We now test the inverse procedure by checking that it converges to the expected result, considering meshes with decreasing element size. We compute the \(L^2\) error in each case, and estimate the order of convergence by a power law fit between the error norms computed using subsequent pairs of meshes.

[3]:
Ns = np.array([20 * (2 ** p) for p in range(4)], dtype=int)
error_norms = []
for N in Ns:
    mesh = PeriodicSquareMesh(N, N, 1.0)
    X = SpatialCoordinate(mesh)
    space = FunctionSpace(mesh, "Lagrange", 1)

    m_0 = Function(space, name="m_0").interpolate(Constant(-1.0))

    M_solver = LinearSolver(assemble(inner(TrialFunction(space), TestFunction(space)) * dx),
                            solver_parameters={"ksp_type": "cg",
                                               "pc_type": "sor",
                                               "ksp_atol": 1.0e-32,
                                               "ksp_rtol": 1.0e-12})

    def M_inv_action(x):
        y = Function(space)
        M_solver.solve(y, x.copy(deepcopy=True))
        return y

    m = minimize_tao(forward_J, m_0, gatol=1.0e-10, grtol=0.0,
                     M_inv_action=M_inv_action, post_callback=post_callback)
    m_tilde, u, J = forward(m)

    m_error_norm = sqrt(abs(assemble(inner(m - m_tilde, m - m_tilde) * dx)))
    print(f"{N=} {m_error_norm=}")
    error_norms.append(m_error_norm)
error_norms = np.array(error_norms, dtype=float)

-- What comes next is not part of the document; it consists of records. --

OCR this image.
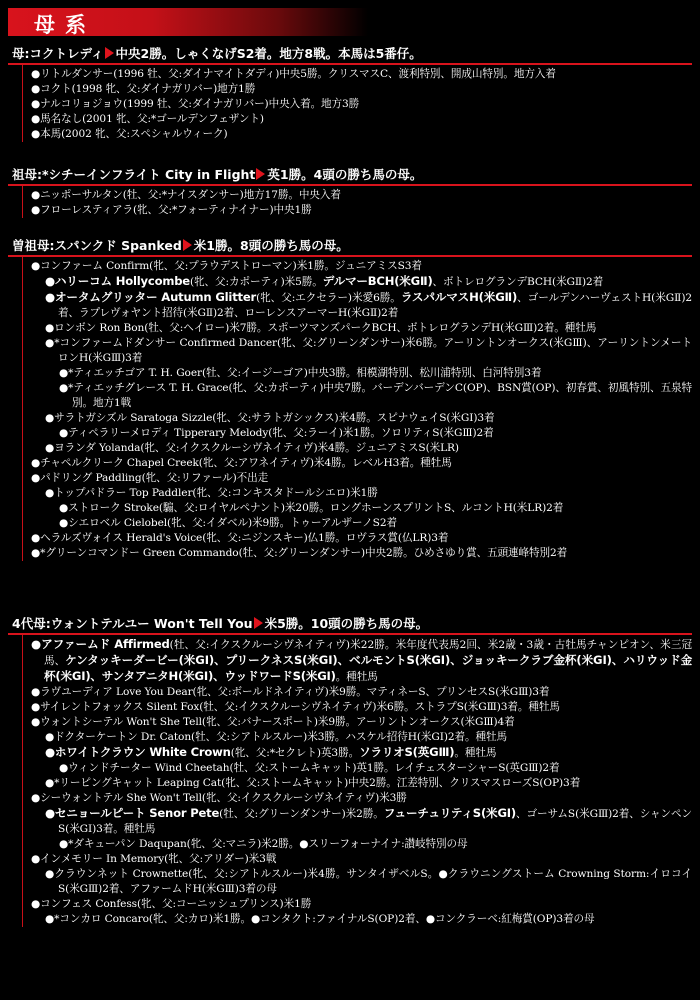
母系
母:コクトレディ 中央2勝。しゃくなげS2着。地方8戦。本馬は5番仔。
●リトルダンサー(1996 牡、父:ダイナマイトダディ)中央5勝。クリスマスC、渡利特別、開成山特別。地方入着
●コクト(1998 牝、父:ダイナガリバー)地方1勝
●ナルコリョジョウ(1999 牡、父:ダイナガリバー)中央入着。地方3勝
●馬名なし(2001 牝、父:*ゴールデンフェザント)
●本馬(2002 牝、父:スペシャルウィーク)
祖母:*シチーインフライト City in Flight 英1勝。4頭の勝ち馬の母。
●ニッポーサルタン(牡、父:*ナイスダンサー)地方17勝。中央入着
●フローレスティアラ(牝、父:*フォーティナイナー)中央1勝
曽祖母:スパンクド Spanked 米1勝。8頭の勝ち馬の母。
●コンファーム Confirm(牝、父:プラウデストローマン)米1勝。ジュニアミスS3着
●ハリーコム Hollycombe(牝、父:カポーティ)米5勝。デルマーBCH(米GⅡ)、ボトレログランデBCH(米GⅡ)2着
●オータムグリッター Autumn Glitter(牝、父:エクセラー)米愛6勝。ラスパルマスH(米GⅡ)、ゴールデンハーヴェストH(米GⅡ)2着、ラプレヴォヤント招待(米GⅡ)2着、ローレンスアーマーH(米GⅡ)2着
●ロンボン Ron Bon(牡、父:ヘイロー)米7勝。スポーツマンズパークBCH、ボトレログランデH(米GⅢ)2着。種牡馬
●*コンファームドダンサー Confirmed Dancer(牝、父:グリーンダンサー)米6勝。アーリントンオークス(米GⅢ)、アーリントンメートロンH(米GⅢ)3着
●*ティエッチゴア T. H. Goer(牡、父:イージーゴア)中央3勝。相模湖特別、松川浦特別、白河特別3着
●*ティエッチグレース T. H. Grace(牝、父:カポーティ)中央7勝。バーデンバーデンC(OP)、BSN賞(OP)、初春賞、初風特別、五泉特別。地方1戦
●サラトガシズル Saratoga Sizzle(牝、父:サラトガシックス)米4勝。スピナウェイS(米GⅠ)3着
●ティペラリーメロディ Tipperary Melody(牝、父:ラーイ)米1勝。ソロリティS(米GⅢ)2着
●ヨランダ Yolanda(牝、父:イクスクルーシヴネイティヴ)米4勝。ジュニアミスS(米LR)
●チャペルクリーク Chapel Creek(牝、父:アワネイティヴ)米4勝。レベルH3着。種牡馬
●パドリング Paddling(牝、父:リファール)不出走
●トップパドラー Top Paddler(牝、父:コンキスタドールシエロ)米1勝
●ストローク Stroke(騸、父:ロイヤルペナント)米20勝。ロングホーンスプリントS、ルコントH(米LR)2着
●シエロベル Cielobel(牝、父:イダベル)米9勝。トゥーアルザーノS2着
●ヘラルズヴォイス Herald's Voice(牝、父:ニジンスキー)仏1勝。ロヴラス賞(仏LR)3着
●*グリーンコマンドー Green Commando(牡、父:グリーンダンサー)中央2勝。ひめさゆり賞、五頭連峰特別2着
4代母:ウォントテルユー Won't Tell You 米5勝。10頭の勝ち馬の母。
●アファームド Affirmed(牡、父:イクスクルーシヴネイティヴ)米22勝。米年度代表馬2回、米2歳・3歳・古牡馬チャンピオン、米三冠馬、ケンタッキーダービー(米GⅠ)、プリークネスS(米GⅠ)、ベルモントS(米GⅠ)、ジョッキークラブ金杯(米GⅠ)、ハリウッド金杯(米GⅠ)、サンタアニタH(米GⅠ)、ウッドワードS(米GⅠ)。種牡馬
●ラヴユーディア Love You Dear(牝、父:ボールドネイティヴ)米9勝。マティネーS、プリンセスS(米GⅢ)3着
●サイレントフォックス Silent Fox(牡、父:イクスクルーシヴネイティヴ)米6勝。ストラプS(米GⅢ)3着。種牡馬
●ウォントシーテル Won't She Tell(牝、父:バナースポート)米9勝。アーリントンオークス(米GⅢ)4着
●ドクターケートン Dr. Caton(牡、父:シアトルスルー)米3勝。ハスケル招待H(米GⅠ)2着。種牡馬
●ホワイトクラウン White Crown(牝、父:*セクレト)英3勝。ソラリオS(英GⅢ)。種牡馬
●ウィンドチーター Wind Cheetah(牡、父:ストームキャット)英1勝。レイチェスターシャーS(英GⅢ)2着
●*リーピングキャット Leaping Cat(牝、父:ストームキャット)中央2勝。江差特別、クリスマスローズS(OP)3着
●シーウォントテル She Won't Tell(牝、父:イクスクルーシヴネイティヴ)米3勝
●セニョールピート Senor Pete(牡、父:グリーンダンサー)米2勝。フューチュリティS(米GⅠ)、ゴーサムS(米GⅢ)2着、シャンペンS(米GⅠ)3着。種牡馬
●*ダキューパン Daqupan(牝、父:マニラ)米2勝。●スリーフォーナイナ:讃岐特別の母
●インメモリー In Memory(牝、父:アリダー)米3戦
●クラウンネット Crownette(牝、父:シアトルスルー)米4勝。サンタイザベルS。●クラウニングストーム Crowning Storm:イロコイS(米GⅢ)2着、アファームドH(米GⅢ)3着の母
●コンフェス Confess(牝、父:コーニッシュプリンス)米1勝
●*コンカロ Concaro(牝、父:カロ)米1勝。●コンタクト:ファイナルS(OP)2着、●コンクラーベ:紅梅賞(OP)3着の母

orders = -np.log(error_norms[1:] / error_norms[:-1]) / np.log(Ns[1:] / Ns[:-1])
print(f"{orders=}")

assert (orders > 1.99).all()
tao.getIterationNumber()=54
N=20 m_error_norm=0.006304152629535498
tao.getIterationNumber()=28
N=40 m_error_norm=0.0015825703318719866
tao.getIterationNumber()=23
N=80 m_error_norm=0.00039604503914209433
tao.getIterationNumber()=21
N=160 m_error_norm=9.90364099827015e-05
orders=array([1.99403285, 1.99853321, 1.99963358])

We find that we have close to second order convergence.